Why RLinf#
RLinf is built to post-train foundation models with reinforcement learning at scale. This page collects the design ideas, performance numbers, and SOTA recipes behind the framework — read it when you want the why rather than the how.
What Makes RLinf Unique#
Macro-to-Micro Flow (M2Flow): a new paradigm that executes macro-level logical flows through micro-level execution flows, decoupling logical workflow construction (programmable) from physical communication and scheduling (efficient).
Flexible execution modes:
Collocated — share all GPUs across all workers.
Disaggregated — enable fine-grained pipelining.
Hybrid — a customizable combination of collocated and disaggregated modes.
Auto scheduling:
Dynamic — schedule resource allocation on the fly to maximize utilization.
Static — automatically pick the best execution mode for the workload, with no manual resource allocation.
Embodied agent support:
Fast adaptation for mainstream VLA models: OpenVLA, OpenVLA-OFT, π₀, GR00T-N1.5.
Mainstream CPU & GPU simulators via standardized RL interfaces: ManiSkill3, LIBERO, IsaacLab.
The first RL fine-tuning of the π₀ model family with a flow-matching action expert.
Performance#
Hybrid mode with fine-grained pipelining achieves a 120%+ throughput improvement over comparable frameworks.
Automatic online scaling scales training resources dynamically, completing GPU switching within seconds and improving efficiency by a further 20–40% while preserving the on-policy nature of RL algorithms.
Flexible and Easy to Use#
Multiple backends behind one interface — switch without code changes:
FSDP + Hugging Face — rapid adaptation to new models and algorithms; ideal for beginners and fast prototyping.
Megatron + SGLang — optimized for large-scale training and maximum efficiency for demanding workloads.
Adaptive communication via the asynchronous communication channel.
Built-in RL methods, including PPO, GRPO, DAPO, Reinforce++, and more.
SOTA RL Training Reproduction#
RLinf provides end-to-end recipes that reproduce or match state-of-the-art (SOTA) RL results out of the box — run our configs and scripts directly to obtain published numbers without custom engineering.

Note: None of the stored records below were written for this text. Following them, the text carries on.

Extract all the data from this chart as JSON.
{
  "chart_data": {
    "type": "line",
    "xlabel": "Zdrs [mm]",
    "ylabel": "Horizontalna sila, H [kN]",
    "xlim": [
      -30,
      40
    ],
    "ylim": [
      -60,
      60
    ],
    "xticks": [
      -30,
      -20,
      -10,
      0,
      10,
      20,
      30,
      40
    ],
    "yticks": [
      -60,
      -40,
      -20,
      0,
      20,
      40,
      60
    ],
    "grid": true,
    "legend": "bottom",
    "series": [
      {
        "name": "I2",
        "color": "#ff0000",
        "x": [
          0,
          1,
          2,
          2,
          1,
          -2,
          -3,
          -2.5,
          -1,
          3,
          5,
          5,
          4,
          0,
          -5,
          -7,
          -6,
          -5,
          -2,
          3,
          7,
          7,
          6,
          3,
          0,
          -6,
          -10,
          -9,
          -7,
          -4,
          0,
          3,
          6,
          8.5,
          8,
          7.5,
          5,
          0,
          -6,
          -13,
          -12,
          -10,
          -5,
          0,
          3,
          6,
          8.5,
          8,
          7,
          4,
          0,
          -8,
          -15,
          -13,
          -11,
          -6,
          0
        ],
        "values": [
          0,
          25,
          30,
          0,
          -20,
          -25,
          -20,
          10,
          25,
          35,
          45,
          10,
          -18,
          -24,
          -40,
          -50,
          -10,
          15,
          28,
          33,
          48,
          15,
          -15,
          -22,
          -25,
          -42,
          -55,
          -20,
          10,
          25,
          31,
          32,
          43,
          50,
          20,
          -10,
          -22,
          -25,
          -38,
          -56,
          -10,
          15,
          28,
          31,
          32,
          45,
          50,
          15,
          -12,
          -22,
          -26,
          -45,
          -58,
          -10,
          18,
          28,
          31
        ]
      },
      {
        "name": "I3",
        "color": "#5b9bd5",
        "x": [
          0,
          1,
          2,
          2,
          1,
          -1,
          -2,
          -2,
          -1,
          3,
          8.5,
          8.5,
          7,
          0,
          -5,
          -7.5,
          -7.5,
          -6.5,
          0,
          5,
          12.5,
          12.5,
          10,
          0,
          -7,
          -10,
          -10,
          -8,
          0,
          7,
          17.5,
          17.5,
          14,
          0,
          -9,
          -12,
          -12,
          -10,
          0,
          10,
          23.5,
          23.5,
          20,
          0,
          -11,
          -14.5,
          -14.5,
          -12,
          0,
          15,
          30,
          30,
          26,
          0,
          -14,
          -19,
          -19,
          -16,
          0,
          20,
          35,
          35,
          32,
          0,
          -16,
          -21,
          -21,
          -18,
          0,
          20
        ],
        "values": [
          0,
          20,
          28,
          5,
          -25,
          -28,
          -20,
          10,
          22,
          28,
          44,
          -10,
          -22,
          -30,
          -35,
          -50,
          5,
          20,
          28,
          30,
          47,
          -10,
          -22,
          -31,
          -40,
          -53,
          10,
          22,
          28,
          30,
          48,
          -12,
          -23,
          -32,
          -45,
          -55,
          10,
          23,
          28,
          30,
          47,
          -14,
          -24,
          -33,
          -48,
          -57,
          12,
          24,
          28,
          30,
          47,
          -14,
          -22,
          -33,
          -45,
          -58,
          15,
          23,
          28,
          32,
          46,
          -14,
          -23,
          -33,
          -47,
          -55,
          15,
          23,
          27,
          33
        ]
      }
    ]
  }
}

Embodied tasks: RLinf reaches or matches SOTA success rates on benchmarks such as LIBERO, ManiSkill, and RoboTwin with OpenVLA, OpenVLA-OFT, π₀/π₀.₅, GR00T, and other VLAs. See the Example Gallery gallery and the Reference algorithm specs.
Agentic tasks (including math reasoning): RLinf achieves SOTA performance on AIME24 / AIME25 / GPQA-diamond with DeepSeek-R1-Distill-Qwen models, and supports single- and multi-agent tasks such as Search-R1 and Coding-Online-RL. See Agentic Scenarios.